MASS MICROSCOPY FOR IMS

MALDI-IMS is emerging as a powerful tool for investigating the distribution of molecules within biological systems through the direct molecular analysis of thin tissue sections,37 allowing the investigation of the molecular content of tissues within the morphological context without using any staining antibodies. As it is able to measure the distribution of hundreds of analytes at once, while being label free, this method has great potential that has been increasingly recognized in the field of tissue-based research in the last few years.38 Because tissues are analyzed intact without homogenization, the spatial relations of molecules are preserved.39 However, still, several technical refinements are prerequisites for the full exploitation of this technology, such as tissue collection, target-specific tissue pretreatment, matrix choice for efficient ionization, and matrix deposition to improve imaging resolution; moreover, rather expensive instruments and the accumulated experience of the technology are needed.

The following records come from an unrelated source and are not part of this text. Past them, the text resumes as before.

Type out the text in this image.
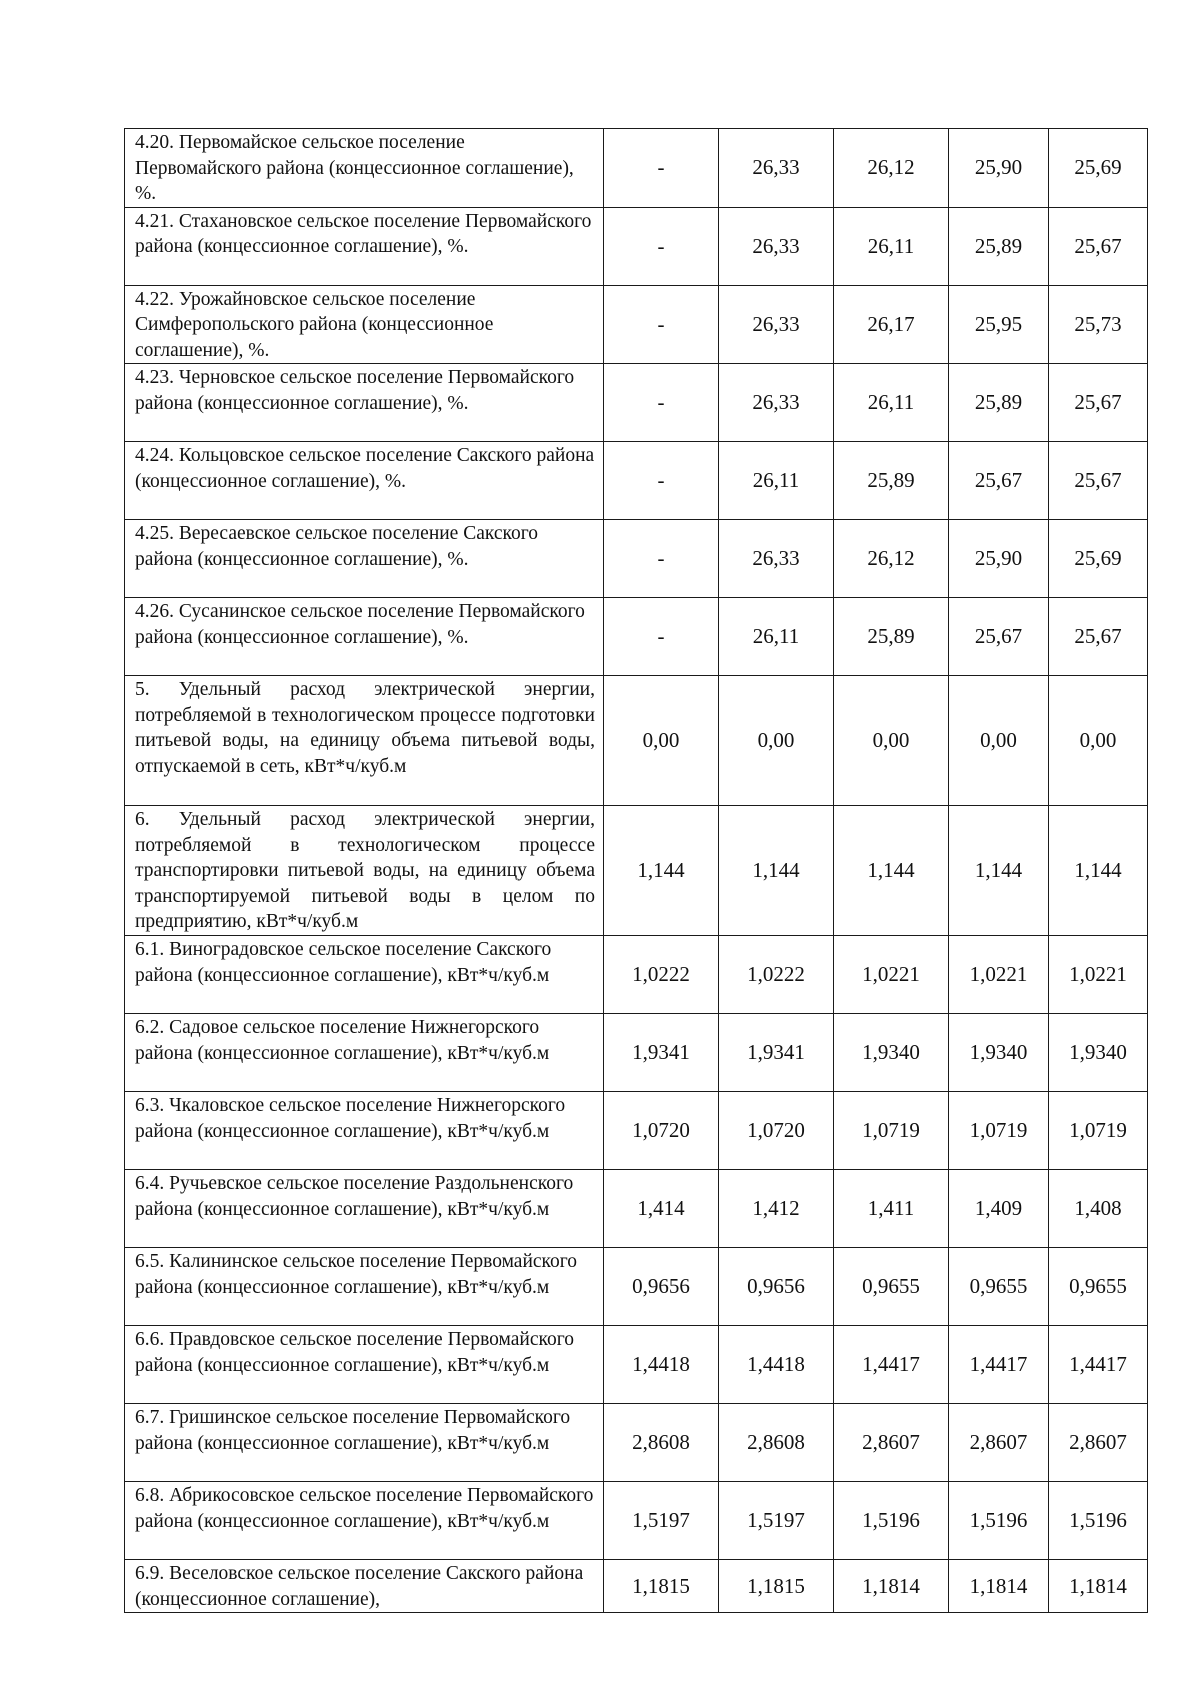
4.20. Первомайское сельское поселение Первомайского района (концессионное соглашение), %.	-	26,33	26,12	25,90	25,69
4.21. Стахановское сельское поселение Первомайского района (концессионное соглашение), %.	-	26,33	26,11	25,89	25,67
4.22. Урожайновское сельское поселение Симферопольского района (концессионное соглашение), %.	-	26,33	26,17	25,95	25,73
4.23. Черновское сельское поселение Первомайского района (концессионное соглашение), %.	-	26,33	26,11	25,89	25,67
4.24. Кольцовское сельское поселение Сакского района (концессионное соглашение), %.	-	26,11	25,89	25,67	25,67
4.25. Вересаевское сельское поселение Сакского района (концессионное соглашение), %.	-	26,33	26,12	25,90	25,69
4.26. Сусанинское сельское поселение Первомайского района (концессионное соглашение), %.	-	26,11	25,89	25,67	25,67
5. Удельный расход электрической энергии, потребляемой в технологическом процессе подготовки питьевой воды, на единицу объема питьевой воды, отпускаемой в сеть, кВт*ч/куб.м	0,00	0,00	0,00	0,00	0,00
6. Удельный расход электрической энергии, потребляемой в технологическом процессе транспортировки питьевой воды, на единицу объема транспортируемой питьевой воды в целом по предприятию, кВт*ч/куб.м	1,144	1,144	1,144	1,144	1,144
6.1. Виноградовское сельское поселение Сакского района (концессионное соглашение), кВт*ч/куб.м	1,0222	1,0222	1,0221	1,0221	1,0221
6.2. Садовое сельское поселение Нижнегорского района (концессионное соглашение), кВт*ч/куб.м	1,9341	1,9341	1,9340	1,9340	1,9340
6.3. Чкаловское сельское поселение Нижнегорского района (концессионное соглашение), кВт*ч/куб.м	1,0720	1,0720	1,0719	1,0719	1,0719
6.4. Ручьевское сельское поселение Раздольненского района (концессионное соглашение), кВт*ч/куб.м	1,414	1,412	1,411	1,409	1,408
6.5. Калининское сельское поселение Первомайского района (концессионное соглашение), кВт*ч/куб.м	0,9656	0,9656	0,9655	0,9655	0,9655
6.6. Правдовское сельское поселение Первомайского района (концессионное соглашение), кВт*ч/куб.м	1,4418	1,4418	1,4417	1,4417	1,4417
6.7. Гришинское сельское поселение Первомайского района (концессионное соглашение), кВт*ч/куб.м	2,8608	2,8608	2,8607	2,8607	2,8607
6.8. Абрикосовское сельское поселение Первомайского района (концессионное соглашение), кВт*ч/куб.м	1,5197	1,5197	1,5196	1,5196	1,5196
6.9. Веселовское сельское поселение Сакского района (концессионное соглашение),	1,1815	1,1815	1,1814	1,1814	1,1814
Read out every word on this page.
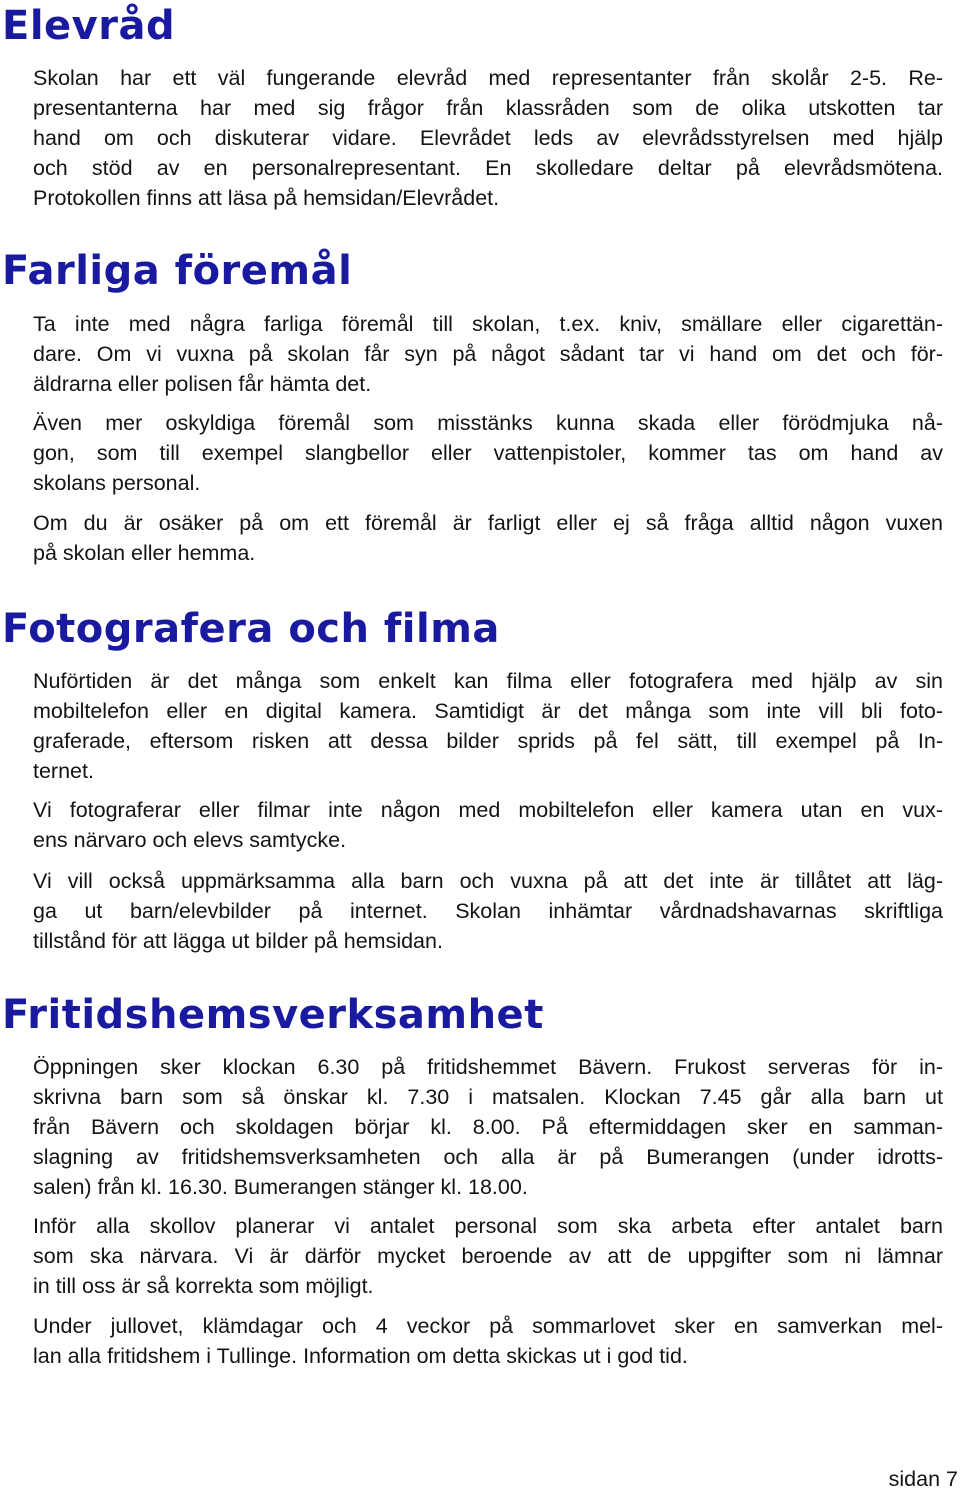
Elevråd
Skolan har ett väl fungerande elevråd med representanter från skolår 2-5. Re-
presentanterna har med sig frågor från klassråden som de olika utskotten tar
hand om och diskuterar vidare. Elevrådet leds av elevrådsstyrelsen med hjälp
och stöd av en personalrepresentant. En skolledare deltar på elevrådsmötena.
Protokollen finns att läsa på hemsidan/Elevrådet.
Farliga föremål
Ta inte med några farliga föremål till skolan, t.ex. kniv, smällare eller cigarettän-
dare. Om vi vuxna på skolan får syn på något sådant tar vi hand om det och för-
äldrarna eller polisen får hämta det.
Även mer oskyldiga föremål som misstänks kunna skada eller förödmjuka nå-
gon, som till exempel slangbellor eller vattenpistoler, kommer tas om hand av
skolans personal.
Om du är osäker på om ett föremål är farligt eller ej så fråga alltid någon vuxen
på skolan eller hemma.
Fotografera och filma
Nuförtiden är det många som enkelt kan filma eller fotografera med hjälp av sin
mobiltelefon eller en digital kamera. Samtidigt är det många som inte vill bli foto-
graferade, eftersom risken att dessa bilder sprids på fel sätt, till exempel på In-
ternet.
Vi fotograferar eller filmar inte någon med mobiltelefon eller kamera utan en vux-
ens närvaro och elevs samtycke.
Vi vill också uppmärksamma alla barn och vuxna på att det inte är tillåtet att läg-
ga ut barn/elevbilder på internet. Skolan inhämtar vårdnadshavarnas skriftliga
tillstånd för att lägga ut bilder på hemsidan.
Fritidshemsverksamhet
Öppningen sker klockan 6.30 på fritidshemmet Bävern. Frukost serveras för in-
skrivna barn som så önskar kl. 7.30 i matsalen. Klockan 7.45 går alla barn ut
från Bävern och skoldagen börjar kl. 8.00. På eftermiddagen sker en samman-
slagning av fritidshemsverksamheten och alla är på Bumerangen (under idrotts-
salen) från kl. 16.30. Bumerangen stänger kl. 18.00.
Inför alla skollov planerar vi antalet personal som ska arbeta efter antalet barn
som ska närvara. Vi är därför mycket beroende av att de uppgifter som ni lämnar
in till oss är så korrekta som möjligt.
Under jullovet, klämdagar och 4 veckor på sommarlovet sker en samverkan mel-
lan alla fritidshem i Tullinge. Information om detta skickas ut i god tid.
sidan 7
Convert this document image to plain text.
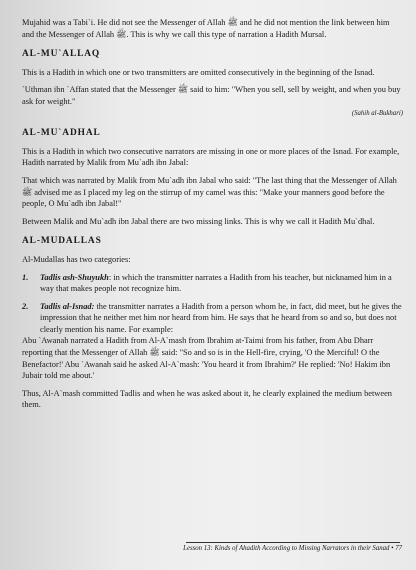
Mujahid was a Tabi`i. He did not see the Messenger of Allah ﷺ and he did not mention the link between him and the Messenger of Allah ﷺ. This is why we call this type of narration a Hadith Mursal.

AL-MU`ALLAQ

This is a Hadith in which one or two transmitters are omitted consecutively in the beginning of the Isnad.

`Uthman ibn `Affan stated that the Messenger ﷺ said to him: "When you sell, sell by weight, and when you buy ask for weight."

(Sahih al-Bukhari)

AL-MU`ADHAL

This is a Hadith in which two consecutive narrators are missing in one or more places of the Isnad. For example, Hadith narrated by Malik from Mu`adh ibn Jabal:

That which was narrated by Malik from Mu`adh ibn Jabal who said: "The last thing that the Messenger of Allah ﷺ advised me as I placed my leg on the stirrup of my camel was this: "Make your manners good before the people, O Mu`adh ibn Jabal!"

Between Malik and Mu`adh ibn Jabal there are two missing links. This is why we call it Hadith Mu`dhal.

AL-MUDALLAS

Al-Mudallas has two categories:

1. Tadlis ash-Shuyukh: in which the transmitter narrates a Hadith from his teacher, but nicknamed him in a way that makes people not recognize him.
2. Tadlis al-Isnad: the transmitter narrates a Hadith from a person whom he, in fact, did meet, but he gives the impression that he neither met him nor heard from him. He says that he heard from so and so, but does not clearly mention his name. For example:

Abu `Awanah narrated a Hadith from Al-A`mash from Ibrahim at-Taimi from his father, from Abu Dharr reporting that the Messenger of Allah ﷺ said: "So and so is in the Hell-fire, crying, 'O the Merciful! O the Benefactor!' Abu `Awanah said he asked Al-A`mash: 'You heard it from Ibrahim?' He replied: 'No! Hakim ibn Jubair told me about.'

Thus, Al-A`mash committed Tadlis and when he was asked about it, he clearly explained the medium between them.

Lesson 13: Kinds of Ahadith According to Missing Narrators in their Sanad • 77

Besides the discovery of unknown biomarkers against clinical disease, MALDI-IMS has the versatility of use in several fields such as medicine, agriculture, biology, pharmacology, and pathology.40 Our group has shown the application of MALDI-IMS in the diagnosis of colitis-associated cancer and Barrett's esophagus,41,42 by which specific molecular imaging of colitic cancer could be obtained without using immunohistochemical staining, as well as a high discriminating efficiency with a label-free quantification method. Setou and Kurabe43 had introduced similar works to those of our group with MALDI-IMS, with special reference to its applications in biomolecular analyses; the workflow and principle of IMS; and other related technologies.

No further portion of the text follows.